Тонкие елочки одна за другой спешат догнать Зубова, а он все уходит, уходит…


Зубов спал. Совсем немного времени прошло с тех пор, как был у него Веденеев, а изменения бросались в глаза. Зубов еще больше пожелтел, нос у него стал совсем острым, щеки запали. Марина глядела на него не отрываясь, и это заставило Веденеева заговорить, хотя он предпочел бы помолчать.

— Ну, как?

Марина покачала головой и приложила палец к губам.

— Он что, спит? — шепотом спросил Веденеев.

Она молча кивнула головой.

Веденеев тихонько присел на табурет. Да, видно, плохи дела у Генки. Ушиб — тот, полученный еще в самом начале похода, — и бешеная работа на трассе мстили осложнениями. Чем все это кончится для Зубова — никто не мог сказать. Температура все это время то падала, то снова взвивалась до тридцати девяти с половиной. О чем тут можно было говорить!

Веденеев посмотрел на Марину. Это была та же самая Марина, что, засучив рукава, подносила им миски со щами и тарелки с кашей, и в то же время это был совсем другой человек, испытывающий сейчас мучительную тревогу. Веденеев понял: ему здесь нет места. Он встал. С Мариной он прощался навсегда.

— Завтра утром улетаем.

Марина кивнула в знак того, что слышала его слова.

— Передай Генке… — начал было Веденеев. Потом махнул рукой и вышел. Последнее, что он увидел, было лицо девушки, вернее, только профиль: не отрываясь, она вглядывалась в желтое лицо на подушке.

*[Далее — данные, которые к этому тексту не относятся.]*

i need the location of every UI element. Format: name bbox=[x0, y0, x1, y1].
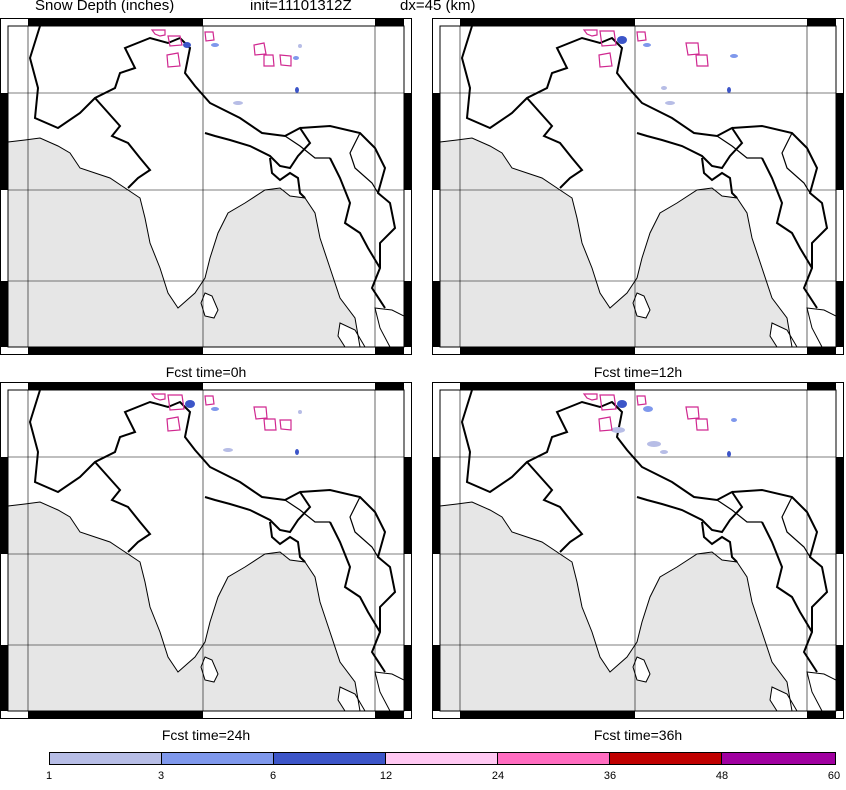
caption-36h: Fcst time=36h bbox=[593, 727, 683, 743]
caption-12h: Fcst time=12h bbox=[593, 364, 683, 380]
map-panel-0h bbox=[0, 18, 412, 355]
colorbar-tick: 3 bbox=[157, 770, 165, 782]
grid-spacing: dx=45 (km) bbox=[400, 0, 476, 14]
init-time: init=11101312Z bbox=[250, 0, 352, 14]
contours-0h bbox=[150, 29, 292, 68]
contours-12h bbox=[582, 29, 709, 68]
contours-36h bbox=[582, 393, 709, 432]
map-panel-24h bbox=[0, 382, 412, 719]
map-panel-12h bbox=[432, 18, 844, 355]
colorbar-tick: 36 bbox=[603, 770, 617, 782]
field-title: Snow Depth (inches) bbox=[35, 0, 175, 14]
caption-24h: Fcst time=24h bbox=[161, 727, 251, 743]
snow-cover-0h bbox=[183, 42, 302, 105]
colorbar-tick: 60 bbox=[827, 770, 841, 782]
snow-cover-12h bbox=[617, 36, 738, 105]
caption-0h: Fcst time=0h bbox=[165, 364, 247, 380]
snow-cover-36h bbox=[611, 400, 737, 457]
colorbar-seg-1-3 bbox=[49, 752, 162, 765]
colorbar-seg-3-6 bbox=[161, 752, 274, 765]
colorbar bbox=[49, 752, 836, 765]
colorbar-seg-12-24 bbox=[385, 752, 498, 765]
map-panel-36h bbox=[432, 382, 844, 719]
map-24h bbox=[0, 382, 412, 719]
colorbar-tick: 48 bbox=[715, 770, 729, 782]
colorbar-tick: 6 bbox=[269, 770, 277, 782]
colorbar-seg-24-36 bbox=[497, 752, 610, 765]
colorbar-tick: 1 bbox=[45, 770, 53, 782]
map-0h bbox=[0, 18, 412, 355]
colorbar-labels: 1 3 6 12 24 36 48 60 bbox=[0, 770, 846, 784]
map-36h bbox=[432, 382, 844, 719]
colorbar-seg-36-48 bbox=[609, 752, 722, 765]
colorbar-seg-6-12 bbox=[273, 752, 386, 765]
snow-cover-24h bbox=[185, 400, 302, 455]
map-12h bbox=[432, 18, 844, 355]
contours-24h bbox=[150, 393, 292, 432]
colorbar-tick: 12 bbox=[379, 770, 393, 782]
colorbar-tick: 24 bbox=[491, 770, 505, 782]
colorbar-seg-48-60 bbox=[721, 752, 836, 765]
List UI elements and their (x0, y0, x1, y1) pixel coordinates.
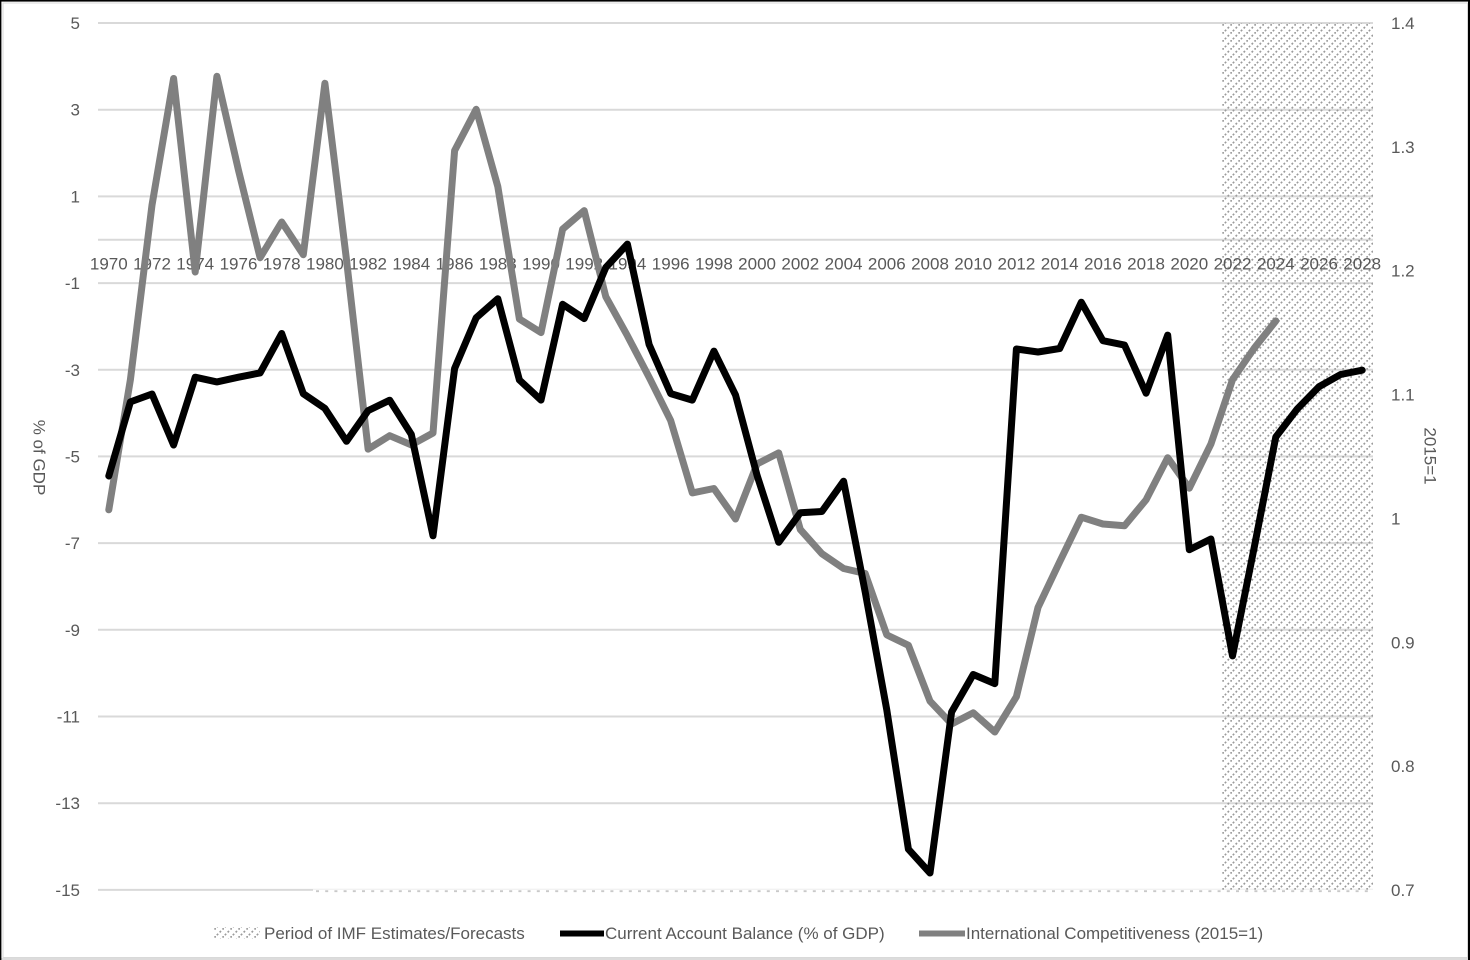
svg-text:2010: 2010 (954, 255, 992, 274)
svg-text:3: 3 (71, 101, 80, 120)
svg-text:2015=1: 2015=1 (1421, 427, 1440, 484)
svg-text:1984: 1984 (392, 255, 430, 274)
svg-text:2002: 2002 (781, 255, 819, 274)
svg-text:2024: 2024 (1257, 255, 1295, 274)
svg-text:2012: 2012 (997, 255, 1035, 274)
svg-text:1.3: 1.3 (1391, 138, 1415, 157)
svg-text:-7: -7 (65, 534, 80, 553)
svg-text:International Competitiveness: International Competitiveness (2015=1) (966, 924, 1263, 943)
svg-text:1: 1 (1391, 509, 1400, 528)
svg-text:0.9: 0.9 (1391, 633, 1415, 652)
svg-text:1976: 1976 (220, 255, 258, 274)
svg-text:2020: 2020 (1170, 255, 1208, 274)
svg-text:1980: 1980 (306, 255, 344, 274)
svg-text:5: 5 (71, 14, 80, 33)
svg-text:2000: 2000 (738, 255, 776, 274)
svg-text:1972: 1972 (133, 255, 171, 274)
svg-text:1986: 1986 (436, 255, 474, 274)
svg-text:1990: 1990 (522, 255, 560, 274)
svg-text:-11: -11 (57, 708, 80, 727)
svg-text:2022: 2022 (1214, 255, 1252, 274)
svg-text:-3: -3 (65, 361, 80, 380)
svg-text:2008: 2008 (911, 255, 949, 274)
svg-text:-9: -9 (65, 621, 80, 640)
svg-text:1996: 1996 (652, 255, 690, 274)
svg-text:0.7: 0.7 (1391, 881, 1415, 900)
svg-text:1.4: 1.4 (1391, 14, 1415, 33)
svg-text:Period of IMF Estimates/Foreca: Period of IMF Estimates/Forecasts (264, 924, 525, 943)
svg-text:Current Account Balance (% of: Current Account Balance (% of GDP) (605, 924, 885, 943)
svg-text:-5: -5 (65, 447, 80, 466)
svg-text:1.2: 1.2 (1391, 262, 1415, 281)
svg-text:-1: -1 (65, 274, 80, 293)
svg-text:2006: 2006 (868, 255, 906, 274)
svg-text:1982: 1982 (349, 255, 387, 274)
svg-text:1978: 1978 (263, 255, 301, 274)
svg-text:2004: 2004 (825, 255, 863, 274)
svg-text:2018: 2018 (1127, 255, 1165, 274)
svg-text:1970: 1970 (90, 255, 128, 274)
svg-text:-13: -13 (55, 794, 80, 813)
svg-text:2016: 2016 (1084, 255, 1122, 274)
svg-text:1: 1 (71, 187, 80, 206)
svg-text:0.8: 0.8 (1391, 757, 1415, 776)
svg-text:-15: -15 (55, 881, 80, 900)
svg-text:% of GDP: % of GDP (30, 420, 49, 496)
svg-text:2014: 2014 (1041, 255, 1079, 274)
svg-text:1.1: 1.1 (1391, 386, 1415, 405)
svg-text:1998: 1998 (695, 255, 733, 274)
svg-text:2026: 2026 (1300, 255, 1338, 274)
svg-text:2028: 2028 (1343, 255, 1381, 274)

Вертолет пришел в семь утра. Сырое мозглое утро нагоняло дрожь. Впрочем, скоро они разогрелись, подтаскивая ящики и укладывая их в металлическое чрево вертолета. Простились с Пелагеей Ивановной; торопливо, словно затем, чтобы поскорее порвать все связи, притягивавшие их к этим местам, побежали к машине. Летчик, маленький, с бледным и худым, невыспавшимся лицом, задраил дверь. Завыли винты, земля, неожиданно накренившись, стала уменьшаться. Внизу четко, как на макете, видна была деревня — школа, больница, дома, пустые поля, схваченные утренним морозом. Затем крутой берег и река, словно вырезанная из жести, затем потянулись незнакомые места, поросшие лесом. Вертолет поднимался все выше и выше.